雪崩のような、地鳴りのような振動。地下室の空気すら震えていた。
「なんなんだよ、マジで……あの化け物は一体……」
リツは小さく呻きながら、冷たい石床に座り込む。
肩で荒く息をしながら、死体を抱えたまま震えていた。
――シャキッとせんかいリツ。生きるということは喰うことや。喰うには殺さないけん。腹を括れ。
――できないよぉ……
昔、森の暮らしで無理やり持たされた猟銃。肩が耐えきれず、何度も膝をついた。泣いても逃げても、地下室に閉じ込められ、獲物を解体させられた。血と脂の匂い。骨を砕く感触。ここに入るといつもそのことを思い出してしまう。

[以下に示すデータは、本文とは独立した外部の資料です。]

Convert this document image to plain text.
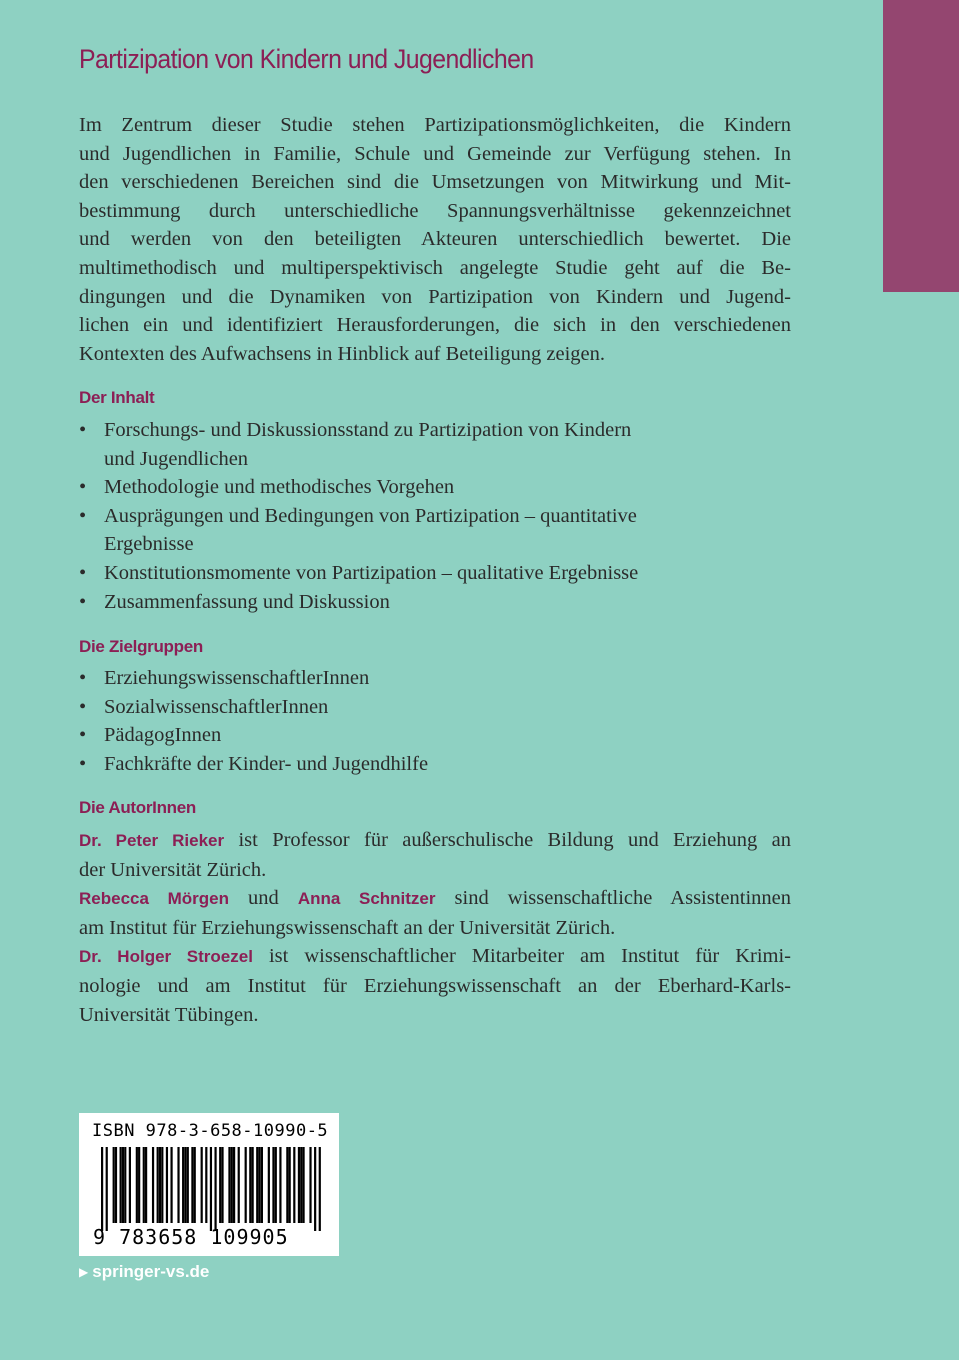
Partizipation von Kindern und Jugendlichen
Im Zentrum dieser Studie stehen Partizipationsmöglichkeiten, die Kindern
und Jugendlichen in Familie, Schule und Gemeinde zur Verfügung stehen. In
den verschiedenen Bereichen sind die Umsetzungen von Mitwirkung und Mit-
bestimmung durch unterschiedliche Spannungsverhältnisse gekennzeichnet
und werden von den beteiligten Akteuren unterschiedlich bewertet. Die
multimethodisch und multiperspektivisch angelegte Studie geht auf die Be-
dingungen und die Dynamiken von Partizipation von Kindern und Jugend-
lichen ein und identifiziert Herausforderungen, die sich in den verschiedenen
Kontexten des Aufwachsens in Hinblick auf Beteiligung zeigen.
Der Inhalt
• Forschungs- und Diskussionsstand zu Partizipation von Kindern
und Jugendlichen
• Methodologie und methodisches Vorgehen
• Ausprägungen und Bedingungen von Partizipation – quantitative
Ergebnisse
• Konstitutionsmomente von Partizipation – qualitative Ergebnisse
• Zusammenfassung und Diskussion
Die Zielgruppen
• ErziehungswissenschaftlerInnen
• SozialwissenschaftlerInnen
• PädagogInnen
• Fachkräfte der Kinder- und Jugendhilfe
Die AutorInnen

Dr. Peter Rieker ist Professor für außerschulische Bildung und Erziehung an

der Universität Zürich.

Rebecca Mörgen und Anna Schnitzer sind wissenschaftliche Assistentinnen

am Institut für Erziehungswissenschaft an der Universität Zürich.

Dr. Holger Stroezel ist wissenschaftlicher Mitarbeiter am Institut für Krimi-

nologie und am Institut für Erziehungswissenschaft an der Eberhard-Karls-

Universität Tübingen.

ISBN 978-3-658-10990-5
9 783658 109905
▶ springer-vs.de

リツはその頃から、「死」と「殺すこと」を体に叩き込まれていた。
だが今、得体の知れない“何か”の前で、ただただ震えている。
冷たい空気が肌を刺し、額から流れた汗が骨のように冷たい床に落ちる。
ズズ……ズズ……と、何かが外を這う音がする。匂いを辿る獣のような気配。
リツは死体を抱いたまま、音が遠のくのを祈るように待った。
だが――ドン。ドンドンッ。
扉が叩かれた。鋭く、重たく。木材が軋む。
リツの呼吸が乱れる。膝が小鹿のように震え、猟銃を持つ手に力が入らない。
それでもジジイの死体を部屋の隅に押しやり、銃口を扉に向けた。
――構えろ。撃たなきゃ、こっちが死ぬ。
「……クソジジイ……勝手に死んでんじゃねぇよ……!」
叫んだ瞬間――
カタン。
蝶番が軋む音がして、扉が外側へと倒れた。
リツは引き金に指をかけ、目を見開く。
「僕ですよ」
涼しげな声とともに、柔らかく笑う顔。
金髪を束ねた男――カガチが、何事もなかったかのように立っていた。
「はッ!?」
反射的に引き金を引く。リツは銃口を逸らし、天井へ向けた。
パン!
火薬の爆ぜる音とともに、木くずが降り注ぐが、カガチは一つも顔色を変えない。
「おいコラ! 殺すぞテメェ!」
怒鳴るリツに、カガチはむしろ嬉しそうに笑って言った。
「あの化け物、どうやら僕には興味がないようでして。どれだけ近づいても、無視するんですよね」
「……は? どういう意味だよ」
「空腹なのは確かです。でも、食べる“対象”は、もう決めてるみたいなんです」
カガチは部屋に入り、扉の前に立った。
親指と人差し指で丸を作り、外を覗くような仕草をする。
「アイツ、また息を潜めてますね。……師匠が出てくるのを待ってる」
「どういうことだよ」
「獲物が狩れるその時まで、ずっと待つつもりでしょう。あの痩せ方的に、あの個体は数年人を食ってない様子ですし」
リツはさっき見た化け物の記憶を起こした。確かに腹の肋骨がはっきりと浮き出て、足は木の枝のように細かった。
「くそ…どうしろっていうんだよ」
「ええ、本当に困りましたなぁ。我々にとっても師匠の身体を“アイツら”に喰われるのは――色々とね」
言葉を濁すカガチに苛立ちが隠しきれないリツは、手荒く猟銃を起き、地べたに座り込む。
「じゃあ、どうすりゃいいんだよ」
そんな活気盛んな声を聞いたカガチは、くるりと振り返り、しゃがんでリツの顔を覗き込んだ。
リツの顔ギリギリまで近づけて、カガチはニヤリと笑った。